It’s taken two months but I think I’ve finally exhausted all my ‘what day is it?’ jokes. This is a significant moment for a writer who disguises life truths in professional shade throwing.
You see, my transition from a city-slicker who’s daily productivity is measured in step counts and online check-ins, to a self soothing, meal prepping, plant nurturing thirty something who actually calls her mother back has been shocking (even for my mother). After 60+ days in lockdown, I’ve come to realise that there wasn’t a world in which I was going to stop unless I was forced to. And that is what the pandemic did—it interrupted and schooled us in valuable learnings to take forward. Here are my life lessons from a train wreck we call 2020.
FOMO can be conquered
As a good millennial whose favourite food group is social media, I am constantly looking at someone else’s feed and thinking: Should I be on vacation? Should I be more productive? Why am I not invited to the party? Why can’t my butt look like that?
With the pandemic, this toxic cycle of self comparison has moved into the background, the fear of missing out has become the reality of missing out. ROMO means no #vacay, no brunch, music festivals and no birthday parties. Your friends aren’t having fun without you, instead they’re spending their days wiping down groceries. Choice paralysis has left the building and people world over are capitalising on this freedom. From cooking projects and home DIYs to growing vegetables from waste and getting creative with kids, this pause is redefining our priorities and actually bringing us closer to our true selves.
One of my favourite authors, Alain De Botton celebrates the absence of FOMO with the abundant rise in vulnerability,”In a way, the pretences of the normal world we’ve put up and suffer from have gone. It’s all of us fragile, suffering, vulnerable humans trying to hold it together with sometimes frightening moments,”
Like the handshake, this era doesn’t necessarily spell the end of FOMO but it offers us a window to escape it for good. Now is the time to ask yourself, who are you when you’re not going out?
Community is key
It has taken six metres of mandated distance for us to connect with each other. Stories of gurdwaras serving food to the hungry, a Bollywood celebrity ferrying migrants to their hometowns, masked residents feeding stray animals and countless instances of charity, are scenes very different from those we saw just weeks before lockdown.
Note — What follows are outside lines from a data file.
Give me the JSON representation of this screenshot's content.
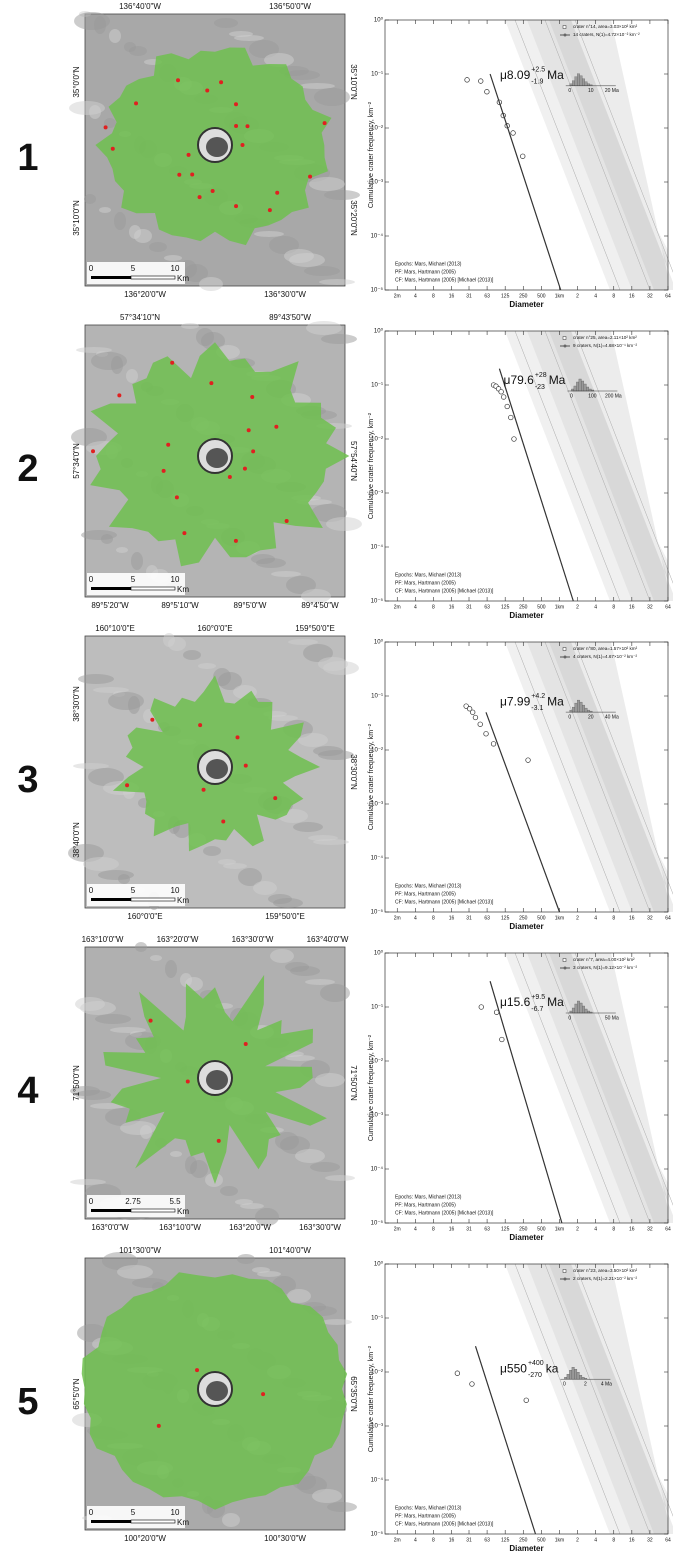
{
  "panels": [
    {
      "number": "1",
      "map": {
        "top_labels": [
          "136°40'0\"W",
          "136°50'0\"W"
        ],
        "bottom_labels": [
          "136°20'0\"W",
          "136°30'0\"W"
        ],
        "left_labels": [
          "35°0'0\"N",
          "35°10'0\"N"
        ],
        "right_labels": [
          "35°10'0\"N",
          "35°20'0\"N"
        ],
        "scale_labels": [
          "0",
          "5",
          "10"
        ],
        "scale_unit": "Km"
      }
    },
    {
      "number": "2",
      "map": {
        "top_labels": [
          "57°34'10\"N",
          "89°43'50\"W"
        ],
        "bottom_labels": [
          "89°5'20\"W",
          "89°5'10\"W",
          "89°5'0\"W",
          "89°4'50\"W"
        ],
        "left_labels": [
          "57°34'0\"N"
        ],
        "right_labels": [
          "57°54'40\"N"
        ],
        "scale_labels": [
          "0",
          "5",
          "10"
        ],
        "scale_unit": "Km"
      }
    },
    {
      "number": "3",
      "map": {
        "top_labels": [
          "160°10'0\"E",
          "160°0'0\"E",
          "159°50'0\"E"
        ],
        "bottom_labels": [
          "160°0'0\"E",
          "159°50'0\"E"
        ],
        "left_labels": [
          "38°30'0\"N",
          "38°40'0\"N"
        ],
        "right_labels": [
          "38°30'0\"N"
        ],
        "scale_labels": [
          "0",
          "5",
          "10"
        ],
        "scale_unit": "Km"
      }
    },
    {
      "number": "4",
      "map": {
        "top_labels": [
          "163°10'0\"W",
          "163°20'0\"W",
          "163°30'0\"W",
          "163°40'0\"W"
        ],
        "bottom_labels": [
          "163°0'0\"W",
          "163°10'0\"W",
          "163°20'0\"W",
          "163°30'0\"W"
        ],
        "left_labels": [
          "71°50'0\"N"
        ],
        "right_labels": [
          "71°50'0\"N"
        ],
        "scale_labels": [
          "0",
          "2.75",
          "5.5"
        ],
        "scale_unit": "Km"
      }
    },
    {
      "number": "5",
      "map": {
        "top_labels": [
          "101°30'0\"W",
          "101°40'0\"W"
        ],
        "bottom_labels": [
          "100°20'0\"W",
          "100°30'0\"W"
        ],
        "left_labels": [
          "65°5'0\"N"
        ],
        "right_labels": [
          "65°35'0\"N"
        ],
        "scale_labels": [
          "0",
          "5",
          "10"
        ],
        "scale_unit": "Km"
      }
    }
  ],
  "chart_data": [
    {
      "type": "scatter",
      "xlabel": "Diameter",
      "ylabel": "Cumulative crater frequency, km⁻²",
      "xlog": true,
      "ylog": true,
      "xlim": [
        1.25,
        64000
      ],
      "ylim": [
        1e-05,
        1
      ],
      "xticks": [
        {
          "value": 2,
          "label": "2m"
        },
        4,
        8,
        16,
        {
          "value": 31.25,
          "label": "31"
        },
        {
          "value": 62.5,
          "label": "63"
        },
        125,
        250,
        500,
        {
          "value": 1000,
          "label": "1km"
        },
        {
          "value": 2000,
          "label": "2"
        },
        {
          "value": 4000,
          "label": "4"
        },
        {
          "value": 8000,
          "label": "8"
        },
        {
          "value": 16000,
          "label": "16"
        },
        {
          "value": 32000,
          "label": "32"
        },
        {
          "value": 64000,
          "label": "64"
        }
      ],
      "yticks": [
        {
          "value": 1e-05,
          "label": "10⁻⁵"
        },
        {
          "value": 0.0001,
          "label": "10⁻⁴"
        },
        {
          "value": 0.001,
          "label": "10⁻³"
        },
        {
          "value": 0.01,
          "label": "10⁻²"
        },
        {
          "value": 0.1,
          "label": "10⁻¹"
        },
        {
          "value": 1,
          "label": "10⁰"
        }
      ],
      "series": [
        {
          "name": "crater n°14, area=3.03×10² km²",
          "color": "#333333",
          "style": "marker",
          "x": [
            29,
            49,
            62,
            100,
            116,
            135,
            169,
            245
          ],
          "values": [
            0.078,
            0.074,
            0.047,
            0.03,
            0.017,
            0.011,
            0.0081,
            0.003
          ]
        },
        {
          "name": "14 craters, N(1)=4.72×10⁻² km⁻²",
          "color": "#333333",
          "style": "line",
          "x": [
            70,
            1050
          ],
          "values": [
            0.1,
            1e-05
          ]
        }
      ],
      "age": {
        "mu": "μ8.09",
        "plus": "+2.5",
        "minus": "-1.9",
        "unit": "Ma"
      },
      "inset_labels": [
        "0",
        "10",
        "20 Ma"
      ],
      "notes": [
        "Epochs: Mars, Michael (2013)",
        "PF: Mars, Hartmann (2005)",
        "CF: Mars, Hartmann (2005) [Michael (2013)]"
      ]
    },
    {
      "type": "scatter",
      "xlabel": "Diameter",
      "ylabel": "Cumulative crater frequency, km⁻²",
      "xlog": true,
      "ylog": true,
      "xlim": [
        1.25,
        64000
      ],
      "ylim": [
        1e-05,
        1
      ],
      "xticks": [
        {
          "value": 2,
          "label": "2m"
        },
        4,
        8,
        16,
        {
          "value": 31.25,
          "label": "31"
        },
        {
          "value": 62.5,
          "label": "63"
        },
        125,
        250,
        500,
        {
          "value": 1000,
          "label": "1km"
        },
        {
          "value": 2000,
          "label": "2"
        },
        {
          "value": 4000,
          "label": "4"
        },
        {
          "value": 8000,
          "label": "8"
        },
        {
          "value": 16000,
          "label": "16"
        },
        {
          "value": 32000,
          "label": "32"
        },
        {
          "value": 64000,
          "label": "64"
        }
      ],
      "yticks": [
        {
          "value": 1e-05,
          "label": "10⁻⁵"
        },
        {
          "value": 0.0001,
          "label": "10⁻⁴"
        },
        {
          "value": 0.001,
          "label": "10⁻³"
        },
        {
          "value": 0.01,
          "label": "10⁻²"
        },
        {
          "value": 0.1,
          "label": "10⁻¹"
        },
        {
          "value": 1,
          "label": "10⁰"
        }
      ],
      "series": [
        {
          "name": "crater n°25, area=2.11×10² km²",
          "color": "#333333",
          "style": "marker",
          "x": [
            80,
            88,
            97,
            107,
            118,
            135,
            155,
            175
          ],
          "values": [
            0.1,
            0.095,
            0.085,
            0.075,
            0.06,
            0.04,
            0.025,
            0.01
          ]
        },
        {
          "name": "9 craters, N(1)=4.68×10⁻¹ km⁻²",
          "color": "#333333",
          "style": "line",
          "x": [
            100,
            1700
          ],
          "values": [
            0.2,
            1e-05
          ]
        }
      ],
      "age": {
        "mu": "μ79.6",
        "plus": "+28",
        "minus": "-23",
        "unit": "Ma"
      },
      "inset_labels": [
        "0",
        "100",
        "200 Ma"
      ],
      "notes": [
        "Epochs: Mars, Michael (2013)",
        "PF: Mars, Hartmann (2005)",
        "CF: Mars, Hartmann (2005) [Michael (2013)]"
      ]
    },
    {
      "type": "scatter",
      "xlabel": "Diameter",
      "ylabel": "Cumulative crater frequency, km⁻²",
      "xlog": true,
      "ylog": true,
      "xlim": [
        1.25,
        64000
      ],
      "ylim": [
        1e-05,
        1
      ],
      "xticks": [
        {
          "value": 2,
          "label": "2m"
        },
        4,
        8,
        16,
        {
          "value": 31.25,
          "label": "31"
        },
        {
          "value": 62.5,
          "label": "63"
        },
        125,
        250,
        500,
        {
          "value": 1000,
          "label": "1km"
        },
        {
          "value": 2000,
          "label": "2"
        },
        {
          "value": 4000,
          "label": "4"
        },
        {
          "value": 8000,
          "label": "8"
        },
        {
          "value": 16000,
          "label": "16"
        },
        {
          "value": 32000,
          "label": "32"
        },
        {
          "value": 64000,
          "label": "64"
        }
      ],
      "yticks": [
        {
          "value": 1e-05,
          "label": "10⁻⁵"
        },
        {
          "value": 0.0001,
          "label": "10⁻⁴"
        },
        {
          "value": 0.001,
          "label": "10⁻³"
        },
        {
          "value": 0.01,
          "label": "10⁻²"
        },
        {
          "value": 0.1,
          "label": "10⁻¹"
        },
        {
          "value": 1,
          "label": "10⁰"
        }
      ],
      "series": [
        {
          "name": "crater n°80, area=1.57×10² km²",
          "color": "#333333",
          "style": "marker",
          "x": [
            28,
            32,
            36,
            40,
            48,
            60,
            80,
            300
          ],
          "values": [
            0.065,
            0.058,
            0.05,
            0.04,
            0.03,
            0.02,
            0.013,
            0.0065
          ]
        },
        {
          "name": "4 craters, N(1)=4.67×10⁻² km⁻²",
          "color": "#333333",
          "style": "line",
          "x": [
            60,
            1000
          ],
          "values": [
            0.05,
            1e-05
          ]
        }
      ],
      "age": {
        "mu": "μ7.99",
        "plus": "+4.2",
        "minus": "-3.1",
        "unit": "Ma"
      },
      "inset_labels": [
        "0",
        "20",
        "40 Ma"
      ],
      "notes": [
        "Epochs: Mars, Michael (2013)",
        "PF: Mars, Hartmann (2005)",
        "CF: Mars, Hartmann (2005) [Michael (2013)]"
      ]
    },
    {
      "type": "scatter",
      "xlabel": "Diameter",
      "ylabel": "Cumulative crater frequency, km⁻²",
      "xlog": true,
      "ylog": true,
      "xlim": [
        1.25,
        64000
      ],
      "ylim": [
        1e-05,
        1
      ],
      "xticks": [
        {
          "value": 2,
          "label": "2m"
        },
        4,
        8,
        16,
        {
          "value": 31.25,
          "label": "31"
        },
        {
          "value": 62.5,
          "label": "63"
        },
        125,
        250,
        500,
        {
          "value": 1000,
          "label": "1km"
        },
        {
          "value": 2000,
          "label": "2"
        },
        {
          "value": 4000,
          "label": "4"
        },
        {
          "value": 8000,
          "label": "8"
        },
        {
          "value": 16000,
          "label": "16"
        },
        {
          "value": 32000,
          "label": "32"
        },
        {
          "value": 64000,
          "label": "64"
        }
      ],
      "yticks": [
        {
          "value": 1e-05,
          "label": "10⁻⁵"
        },
        {
          "value": 0.0001,
          "label": "10⁻⁴"
        },
        {
          "value": 0.001,
          "label": "10⁻³"
        },
        {
          "value": 0.01,
          "label": "10⁻²"
        },
        {
          "value": 0.1,
          "label": "10⁻¹"
        },
        {
          "value": 1,
          "label": "10⁰"
        }
      ],
      "series": [
        {
          "name": "crater n°7, area=4.00×10² km²",
          "color": "#333333",
          "style": "marker",
          "x": [
            50,
            90,
            110
          ],
          "values": [
            0.1,
            0.08,
            0.025
          ]
        },
        {
          "name": "3 craters, N(1)=9.12×10⁻² km⁻²",
          "color": "#333333",
          "style": "line",
          "x": [
            70,
            1100
          ],
          "values": [
            0.3,
            1e-05
          ]
        }
      ],
      "age": {
        "mu": "μ15.6",
        "plus": "+9.5",
        "minus": "-6.7",
        "unit": "Ma"
      },
      "inset_labels": [
        "0",
        "50 Ma"
      ],
      "notes": [
        "Epochs: Mars, Michael (2013)",
        "PF: Mars, Hartmann (2005)",
        "CF: Mars, Hartmann (2005) [Michael (2013)]"
      ]
    },
    {
      "type": "scatter",
      "xlabel": "Diameter",
      "ylabel": "Cumulative crater frequency, km⁻²",
      "xlog": true,
      "ylog": true,
      "xlim": [
        1.25,
        64000
      ],
      "ylim": [
        1e-05,
        1
      ],
      "xticks": [
        {
          "value": 2,
          "label": "2m"
        },
        4,
        8,
        16,
        {
          "value": 31.25,
          "label": "31"
        },
        {
          "value": 62.5,
          "label": "63"
        },
        125,
        250,
        500,
        {
          "value": 1000,
          "label": "1km"
        },
        {
          "value": 2000,
          "label": "2"
        },
        {
          "value": 4000,
          "label": "4"
        },
        {
          "value": 8000,
          "label": "8"
        },
        {
          "value": 16000,
          "label": "16"
        },
        {
          "value": 32000,
          "label": "32"
        },
        {
          "value": 64000,
          "label": "64"
        }
      ],
      "yticks": [
        {
          "value": 1e-05,
          "label": "10⁻⁵"
        },
        {
          "value": 0.0001,
          "label": "10⁻⁴"
        },
        {
          "value": 0.001,
          "label": "10⁻³"
        },
        {
          "value": 0.01,
          "label": "10⁻²"
        },
        {
          "value": 0.1,
          "label": "10⁻¹"
        },
        {
          "value": 1,
          "label": "10⁰"
        }
      ],
      "series": [
        {
          "name": "crater n°23, area=3.50×10² km²",
          "color": "#333333",
          "style": "marker",
          "x": [
            20,
            35,
            280
          ],
          "values": [
            0.0095,
            0.006,
            0.003
          ]
        },
        {
          "name": "2 craters, N(1)=2.21×10⁻² km⁻²",
          "color": "#333333",
          "style": "line",
          "x": [
            40,
            400
          ],
          "values": [
            0.03,
            1e-05
          ]
        }
      ],
      "age": {
        "mu": "μ550",
        "plus": "+400",
        "minus": "-270",
        "unit": "ka"
      },
      "inset_labels": [
        "0",
        "2",
        "4 Ma"
      ],
      "notes": [
        "Epochs: Mars, Michael (2013)",
        "PF: Mars, Hartmann (2005)",
        "CF: Mars, Hartmann (2005) [Michael (2013)]"
      ]
    }
  ]
}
People across the world came together to celebrate the graduating class of 2020, inspiring students with messages of hope (Obama’s commencement speech still brings a tear to my eye). A destination wedding in Italy may not be possible but that hasn’t stopped hundreds of couples tying the knot virtually, amidst family and friends. A popular Indian matchmaking website recently launched wedding from home services, complete with a digital sangeet ceremony!
On a more personal level, I know my neighbours better now, including the old couple who stay across the road and yell out the news every evening. For the first time we’re not just liking our friends’ posts, but actually talking to them. After years of being bot-like, we’re re-learning what it means to be human again.
I can live on less than I thought I could
Obviously, the first logical response to feeling stir-crazy was to Marie Kondo the whole house. I felt around the depths of my wardrobe, dusty bookshelves and even the embarrassing souvenir shot glass collection, to retain what ‘sparks joy’. But it wasn’t until the second month of social isolation that I discovered that my habits also needed KonMari. I was surviving, nay thriving without three trips to the grocery store every week and blowouts that are a fourth of my take home. Going back to the basics has greatly healed my bank account. Turns out I was the virus all along. My latte didn’t need foam art, generic wine was drinkable and my relationships were healthy despite the complete lack of happy hours IRL. I didn’t need a platinum gym membership to workout, spa appointments for glowing skin or takeout to feed me. Heck, I didn’t even need to go to an office to be productive!
It has taken a global pandemic for me to understand why my grandmother would scrunch her face over dinner at a restaurant and say, “I can make that at home.” Guess what grandma, we can make it even better!
As the world slowly wakes to the new normal, I find myself starting the day with a glass of warm water. Ignoring the GOOP approved superpowder, I have mine with a teaspoon of locally sourced haldi which turns the water to a cheery yellow. It may be just another day in social isolation, but I can see clearly now, knowing there will always be sunshine in my hands.